Historic district in Ohio, United States

The Ninth Street Historic District is a group of historic buildings located along Ninth Street on the northern side of Downtown Cincinnati, Ohio, United States. Composed of buildings constructed between the second quarter of the nineteenth century and the second quarter of the twentieth, it was primarily built between 1840 and 1890, when Cincinnati was experiencing its greatest period of growth. The district embraces the blocks of Ninth Street between Plum and Vine Streets, which includes forty-four buildings that contribute to the district's historic nature.

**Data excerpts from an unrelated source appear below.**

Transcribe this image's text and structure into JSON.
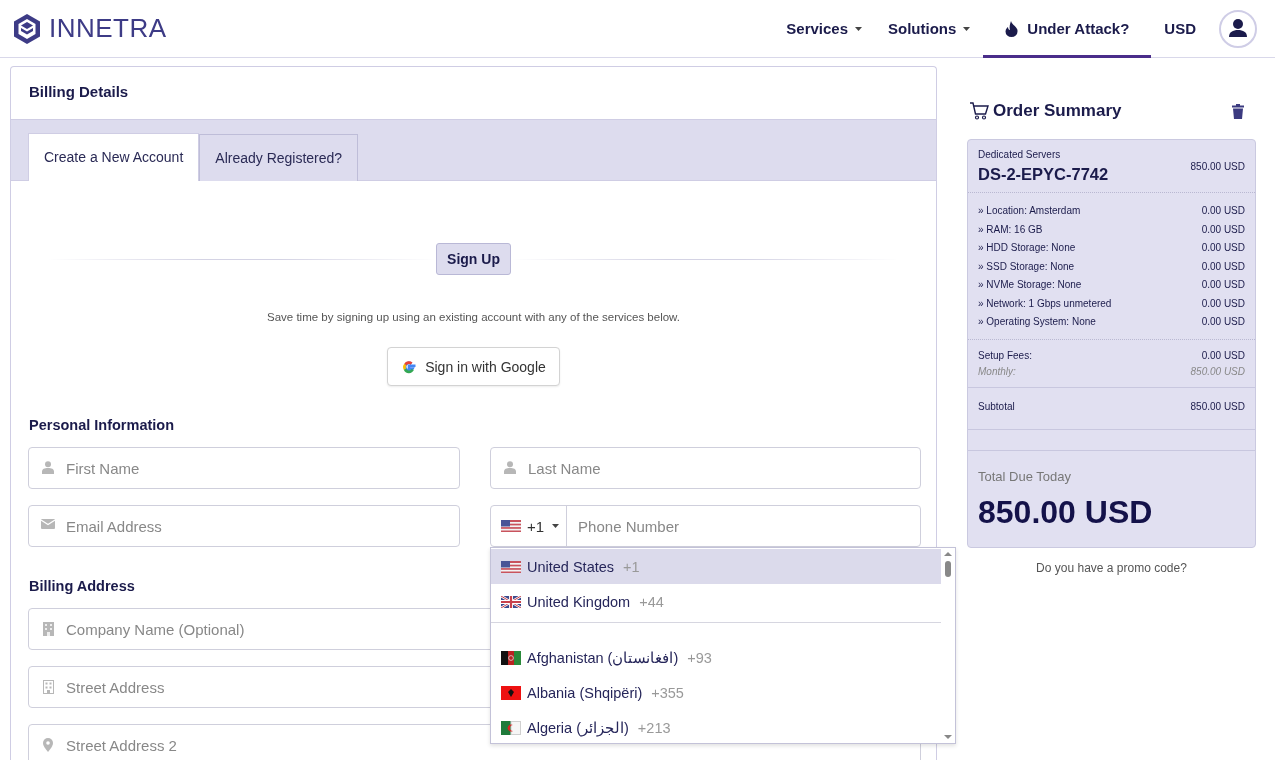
{
  "brand": {
    "name": "INNETRA"
  },
  "nav": [
    {
      "label": "Services",
      "kind": "dropdown",
      "selected": false
    },
    {
      "label": "Solutions",
      "kind": "dropdown",
      "selected": false
    },
    {
      "label": "Under Attack?",
      "kind": "alert",
      "selected": true
    },
    {
      "label": "USD",
      "kind": "plain",
      "selected": false
    }
  ],
  "billing": {
    "title": "Billing Details",
    "tabs": [
      {
        "label": "Create a New Account",
        "selected": true
      },
      {
        "label": "Already Registered?",
        "selected": false
      }
    ],
    "signup": {
      "heading": "Sign Up",
      "note": "Save time by signing up using an existing account with any of the services below.",
      "google_button": "Sign in with Google"
    },
    "sections": [
      {
        "title": "Personal Information",
        "fields": [
          {
            "kind": "person",
            "placeholder": "First Name"
          },
          {
            "kind": "person",
            "placeholder": "Last Name"
          },
          {
            "kind": "email",
            "placeholder": "Email Address"
          },
          {
            "kind": "phone",
            "placeholder": "Phone Number",
            "dial_code": "+1"
          }
        ]
      },
      {
        "title": "Billing Address",
        "fields": [
          {
            "kind": "company",
            "placeholder": "Company Name (Optional)"
          },
          {
            "kind": "street",
            "placeholder": "Street Address"
          },
          {
            "kind": "location",
            "placeholder": "Street Address 2"
          }
        ]
      }
    ],
    "country_dropdown": {
      "preferred": [
        {
          "name": "United States",
          "code": "+1",
          "selected": true
        },
        {
          "name": "United Kingdom",
          "code": "+44",
          "selected": false
        }
      ],
      "all": [
        {
          "name": "Afghanistan (افغانستان)",
          "code": "+93",
          "selected": false
        },
        {
          "name": "Albania (Shqipëri)",
          "code": "+355",
          "selected": false
        },
        {
          "name": "Algeria (الجزائر)",
          "code": "+213",
          "selected": false
        }
      ]
    }
  },
  "order_summary": {
    "title": "Order Summary",
    "category": "Dedicated Servers",
    "product": "DS-2-EPYC-7742",
    "price": "850.00 USD",
    "options": [
      {
        "label": "» Location: Amsterdam",
        "price": "0.00 USD"
      },
      {
        "label": "» RAM: 16 GB",
        "price": "0.00 USD"
      },
      {
        "label": "» HDD Storage: None",
        "price": "0.00 USD"
      },
      {
        "label": "» SSD Storage: None",
        "price": "0.00 USD"
      },
      {
        "label": "» NVMe Storage: None",
        "price": "0.00 USD"
      },
      {
        "label": "» Network: 1 Gbps unmetered",
        "price": "0.00 USD"
      },
      {
        "label": "» Operating System: None",
        "price": "0.00 USD"
      }
    ],
    "setup_fees": {
      "label": "Setup Fees:",
      "value": "0.00 USD"
    },
    "monthly": {
      "label": "Monthly:",
      "value": "850.00 USD"
    },
    "subtotal": {
      "label": "Subtotal",
      "value": "850.00 USD"
    },
    "total_label": "Total Due Today",
    "total": "850.00 USD",
    "promo_link": "Do you have a promo code?"
  }
}
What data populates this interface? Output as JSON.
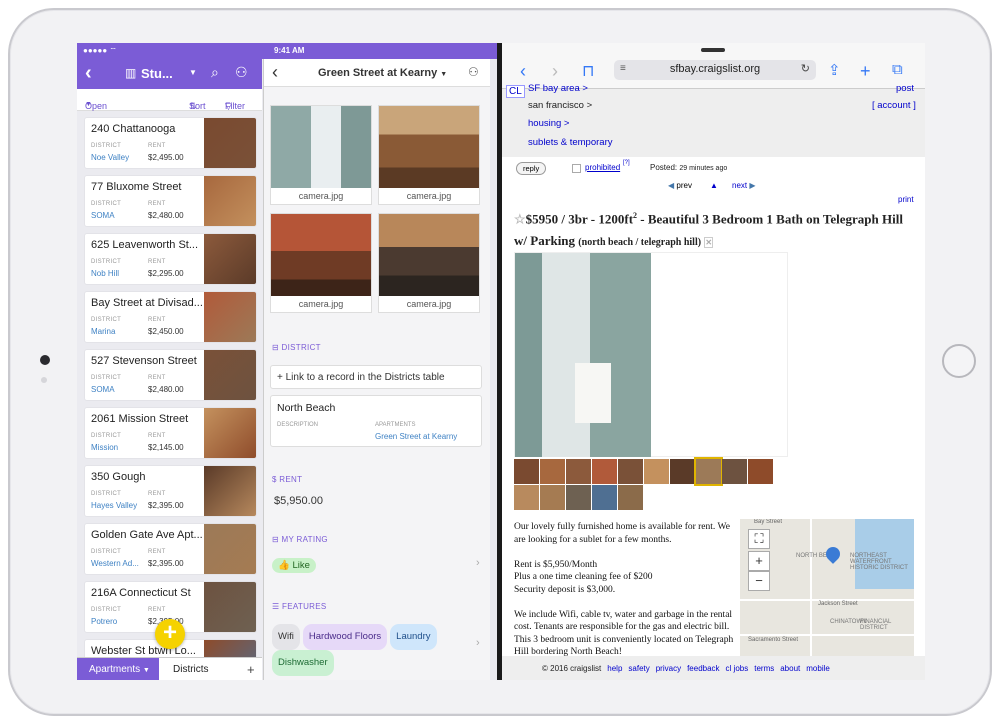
{
  "status_bar": {
    "left": "●●●●● ⌔",
    "time": "9:41 AM",
    "battery": "100%"
  },
  "app": {
    "nav": {
      "title": "Stu...",
      "view_label": "Open Apartments",
      "sort_label": "Sort",
      "filter_label": "Filter"
    },
    "field_labels": {
      "district": "DISTRICT",
      "rent": "RENT"
    },
    "records": [
      {
        "name": "240 Chattanooga",
        "district": "Noe Valley",
        "rent": "$2,495.00"
      },
      {
        "name": "77 Bluxome Street",
        "district": "SOMA",
        "rent": "$2,480.00"
      },
      {
        "name": "625 Leavenworth St...",
        "district": "Nob Hill",
        "rent": "$2,295.00"
      },
      {
        "name": "Bay Street at Divisad...",
        "district": "Marina",
        "rent": "$2,450.00"
      },
      {
        "name": "527 Stevenson Street",
        "district": "SOMA",
        "rent": "$2,480.00"
      },
      {
        "name": "2061 Mission Street",
        "district": "Mission",
        "rent": "$2,145.00"
      },
      {
        "name": "350 Gough",
        "district": "Hayes Valley",
        "rent": "$2,395.00"
      },
      {
        "name": "Golden Gate Ave Apt...",
        "district": "Western Ad...",
        "rent": "$2,395.00"
      },
      {
        "name": "216A Connecticut St",
        "district": "Potrero",
        "rent": "$2,395.00"
      },
      {
        "name": "Webster St btwn Lo...",
        "district": "",
        "rent": ""
      }
    ],
    "tabs": {
      "active": "Apartments",
      "other": "Districts",
      "add": "+"
    }
  },
  "detail": {
    "title": "Green Street at Kearny",
    "photos": [
      "camera.jpg",
      "camera.jpg",
      "camera.jpg",
      "camera.jpg"
    ],
    "district_section": "DISTRICT",
    "link_record": "+ Link to a record in the Districts table",
    "district_name": "North Beach",
    "description_label": "DESCRIPTION",
    "apartments_label": "APARTMENTS",
    "apartments_value": "Green Street at Kearny",
    "rent_section": "RENT",
    "rent_value": "$5,950.00",
    "rating_section": "MY RATING",
    "rating_value": "👍 Like",
    "features_section": "FEATURES",
    "features": [
      "Wifi",
      "Hardwood Floors",
      "Laundry",
      "Dishwasher"
    ]
  },
  "browser": {
    "url": "sfbay.craigslist.org",
    "breadcrumb": {
      "logo": "CL",
      "region": "SF bay area >",
      "city": "san francisco >",
      "category": "housing >",
      "subcategory": "sublets & temporary"
    },
    "post_link": "post",
    "account_link": "[ account ]",
    "reply": "reply",
    "prohibited": "prohibited",
    "prohibited_sup": "[?]",
    "posted": "Posted:",
    "posted_time": "29 minutes ago",
    "prev": "prev",
    "next": "next",
    "print": "print",
    "title_main": "$5950 / 3br - 1200ft",
    "title_sup": "2",
    "title_rest": " - Beautiful 3 Bedroom 1 Bath on Telegraph Hill w/ Parking",
    "title_loc": "(north beach / telegraph hill)",
    "body": [
      "Our lovely fully furnished home is available for rent. We are looking for a sublet for a few months.",
      "Rent is $5,950/Month",
      "Plus a one time cleaning fee of $200",
      "Security deposit is $3,000.",
      "We include Wifi, cable tv, water and garbage in the rental cost. Tenants are responsible for the gas and electric bill. This 3 bedroom unit is conveniently located on Telegraph Hill bordering North Beach!"
    ],
    "map_labels": [
      "Bay Street",
      "NORTH BEACH",
      "NORTHEAST WATERFRONT HISTORIC DISTRICT",
      "Jackson Street",
      "CHINATOWN",
      "FINANCIAL DISTRICT",
      "Sacramento Street"
    ],
    "footer": [
      "© 2016 craigslist",
      "help",
      "safety",
      "privacy",
      "feedback",
      "cl jobs",
      "terms",
      "about",
      "mobile"
    ]
  },
  "colors": {
    "accent": "#7b5cd6",
    "link": "#0000cc",
    "fab": "#f5d200"
  }
}
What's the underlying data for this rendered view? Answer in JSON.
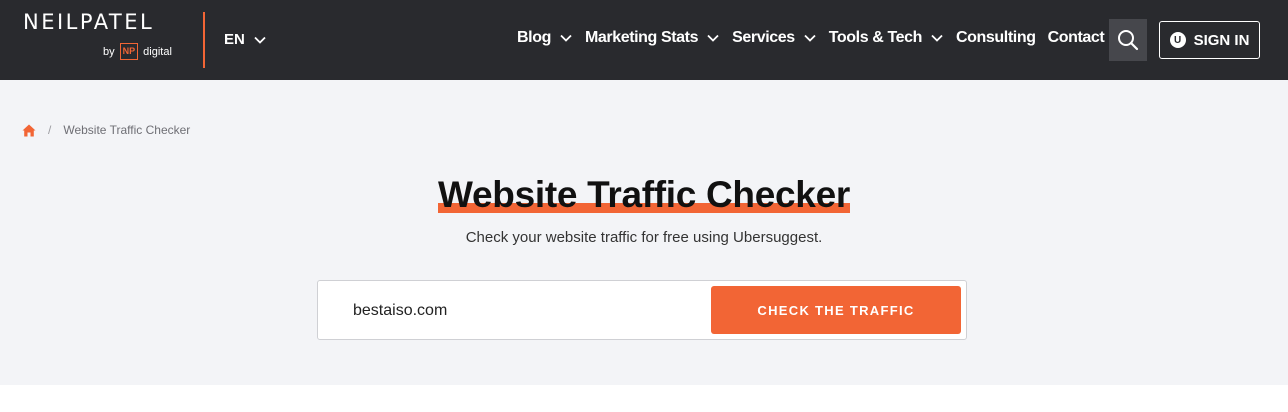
{
  "header": {
    "logo_text": "NEILPATEL",
    "logo_by": "by",
    "logo_np": "NP",
    "logo_digital": "digital",
    "language": "EN",
    "nav": [
      {
        "label": "Blog",
        "dropdown": true
      },
      {
        "label": "Marketing Stats",
        "dropdown": true
      },
      {
        "label": "Services",
        "dropdown": true
      },
      {
        "label": "Tools & Tech",
        "dropdown": true
      },
      {
        "label": "Consulting",
        "dropdown": false
      },
      {
        "label": "Contact",
        "dropdown": false
      }
    ],
    "search_icon": "search-icon",
    "signin_label": "SIGN IN",
    "signin_icon_letter": "U"
  },
  "breadcrumb": {
    "home_icon": "home-icon",
    "separator": "/",
    "current": "Website Traffic Checker"
  },
  "hero": {
    "title": "Website Traffic Checker",
    "subtitle": "Check your website traffic for free using Ubersuggest."
  },
  "form": {
    "input_value": "bestaiso.com",
    "button_label": "CHECK THE TRAFFIC"
  },
  "colors": {
    "header_bg": "#292a2e",
    "accent": "#f26535",
    "hero_bg": "#f3f4f7"
  }
}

Few Cincinnati streets retain such a cohesive collection of nineteenth-century architecture as do these three blocks of Ninth Street. Although the buildings were erected over a span of more than a century, they are remarkably similar in their construction: examples of the Queen Anne, Italianate, and Greek Revival styles of architecture are found in the district. Throughout the years that the district was constructed, Cincinnati was a city of pedestrians, and the diversity of the district's buildings highlight this status: within the district's boundaries can be found shops, houses, apartment buildings, and other commercial structures. Among the most important buildings in the district are the Abraham J. Friedlander House, the Brittany and Saxony Apartment Buildings, and the Phoenix Club, all of which were listed on the National Register of Historic Places between May 1979 and March 1980. Eighth months after the last of these four buildings was added to the National Register, the district itself was accorded a similar distinction.